Newer boutique concepts are also helping expand the destination’s appeal.
Le Martin Boutique Hôtel has drawn attention for its smaller-scale French-side atmosphere and residential-style feel. Properties like La Plantation continue attracting travelers looking for quieter hillside environments above Orient Bay. Meanwhile, Aura reflects the island’s growing inventory of contemporary lifestyle-focused accommodations aimed at younger travelers and longer-stay guests.
That diversification matters.
St. Maarten no longer relies solely on one traveler profile.
Families arrive for beaches and convenience. Couples come for dining and boutique hotels. Yacht travelers pass through marinas and charter docks. Long-weekend visitors arrive on direct flights from the United States. European travelers continue maintaining strong ties to the French side.
The island now supports all of them simultaneously.
The Island Feels Busy Again
One of the most noticeable differences right now is the overall energy level.
St. Maarten feels crowded again in the way major Caribbean destinations are supposed to feel crowded.
Airport arrival halls stay active. Beach clubs fill early. Roads around Simpson Bay back up before dinner service. Sunset catamarans leave packed marinas. Music carries out from waterfront bars late into the night.
And unlike highly seasonal Caribbean islands, St. Maarten maintains activity across a wide stretch of the calendar.
Cruise traffic contributes to daytime volume, particularly in Philipsburg. Stayover visitors sustain hotels and restaurants into the evenings. Regional travelers continue cycling through the airport throughout the week.
That layered tourism economy creates constant activity across the island.
For years after Hurricane Irma, travelers arriving on the island saw rebuilding projects, partially reopened properties, and infrastructure still under repair. That phase has largely passed.
Today, the dominant story is expansion.
Part of St. Maarten’s strength comes from something much simpler than tourism statistics.
The island is easy to use in a way many Caribbean destinations still struggle to match. You can land on a nonstop flight from the United States and be at your hotel within minutes. English is spoken everywhere. Beach hopping is simple. Restaurants span every price point. Ferries to nearby islands run consistently. Travelers can experience both Dutch and French Caribbean culture in the same trip.
That combination continues driving repeat visitation. Families arrive for convenience and beaches. Couples come for the restaurant scene and boutique hotels. Yacht travelers use the island as a regional base. Long-weekend visitors can maximize short trips because nearly everything is within easy reach.
And right now, all of it is accelerating at once.
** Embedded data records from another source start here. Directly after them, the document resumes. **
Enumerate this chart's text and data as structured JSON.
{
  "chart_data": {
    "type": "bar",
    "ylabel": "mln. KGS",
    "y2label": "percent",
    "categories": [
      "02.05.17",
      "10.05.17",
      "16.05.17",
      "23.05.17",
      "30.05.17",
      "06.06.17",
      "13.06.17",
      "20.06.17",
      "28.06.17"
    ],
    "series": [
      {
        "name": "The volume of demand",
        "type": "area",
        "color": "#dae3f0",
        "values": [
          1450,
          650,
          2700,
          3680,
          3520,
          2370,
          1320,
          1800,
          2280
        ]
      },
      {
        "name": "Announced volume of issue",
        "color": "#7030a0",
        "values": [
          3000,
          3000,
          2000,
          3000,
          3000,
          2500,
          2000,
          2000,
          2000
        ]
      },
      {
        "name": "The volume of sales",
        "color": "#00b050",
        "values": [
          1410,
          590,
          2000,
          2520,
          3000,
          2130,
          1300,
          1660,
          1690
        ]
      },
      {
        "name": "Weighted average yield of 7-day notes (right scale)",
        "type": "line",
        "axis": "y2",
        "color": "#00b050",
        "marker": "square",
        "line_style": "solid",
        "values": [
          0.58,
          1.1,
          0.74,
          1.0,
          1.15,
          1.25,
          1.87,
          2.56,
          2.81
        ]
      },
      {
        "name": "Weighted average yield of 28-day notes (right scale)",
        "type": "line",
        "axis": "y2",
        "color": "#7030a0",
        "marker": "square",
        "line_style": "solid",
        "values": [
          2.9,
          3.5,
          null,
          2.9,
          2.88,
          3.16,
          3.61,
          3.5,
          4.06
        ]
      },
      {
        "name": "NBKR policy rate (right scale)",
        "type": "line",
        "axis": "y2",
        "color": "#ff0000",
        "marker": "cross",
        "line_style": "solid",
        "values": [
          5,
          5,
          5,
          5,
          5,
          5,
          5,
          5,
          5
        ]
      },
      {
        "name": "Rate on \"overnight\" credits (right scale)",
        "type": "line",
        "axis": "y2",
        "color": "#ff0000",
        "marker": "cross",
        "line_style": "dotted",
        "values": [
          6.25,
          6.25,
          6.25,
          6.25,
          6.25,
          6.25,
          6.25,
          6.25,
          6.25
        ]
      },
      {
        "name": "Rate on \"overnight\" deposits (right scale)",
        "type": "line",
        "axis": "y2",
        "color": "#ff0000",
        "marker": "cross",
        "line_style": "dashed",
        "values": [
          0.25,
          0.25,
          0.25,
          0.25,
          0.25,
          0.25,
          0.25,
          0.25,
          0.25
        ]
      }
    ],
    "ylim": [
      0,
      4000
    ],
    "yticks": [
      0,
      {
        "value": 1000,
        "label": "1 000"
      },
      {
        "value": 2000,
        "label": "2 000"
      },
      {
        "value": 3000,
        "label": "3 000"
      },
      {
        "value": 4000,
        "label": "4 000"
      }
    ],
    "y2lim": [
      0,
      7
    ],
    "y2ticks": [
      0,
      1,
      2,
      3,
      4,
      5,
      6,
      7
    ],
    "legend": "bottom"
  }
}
The beaches are hot — but never crowded. Airlines keep adding seats. Hotels continue opening and renovating. Grand Case dining rooms stay packed deep into the evening. Across both sides of the island, the energy level feels elevated again.
That’s why St. Maarten, which calls itself (rightly) the “Friendly Island,” has become one of the hottest Caribbean islands right now.
What It Costs to Get There
Flight prices across the region are higher right now because of the Iran situation, but they’re still within reason.
I found nonstop flights from Orlando to St Maarten for about $442 roundtrip on Frontier, based on Google Flights. It’s even cheaper from Fort Lauderdale, where you can get to St Maarten on JetBlue for just $310 roundtrip.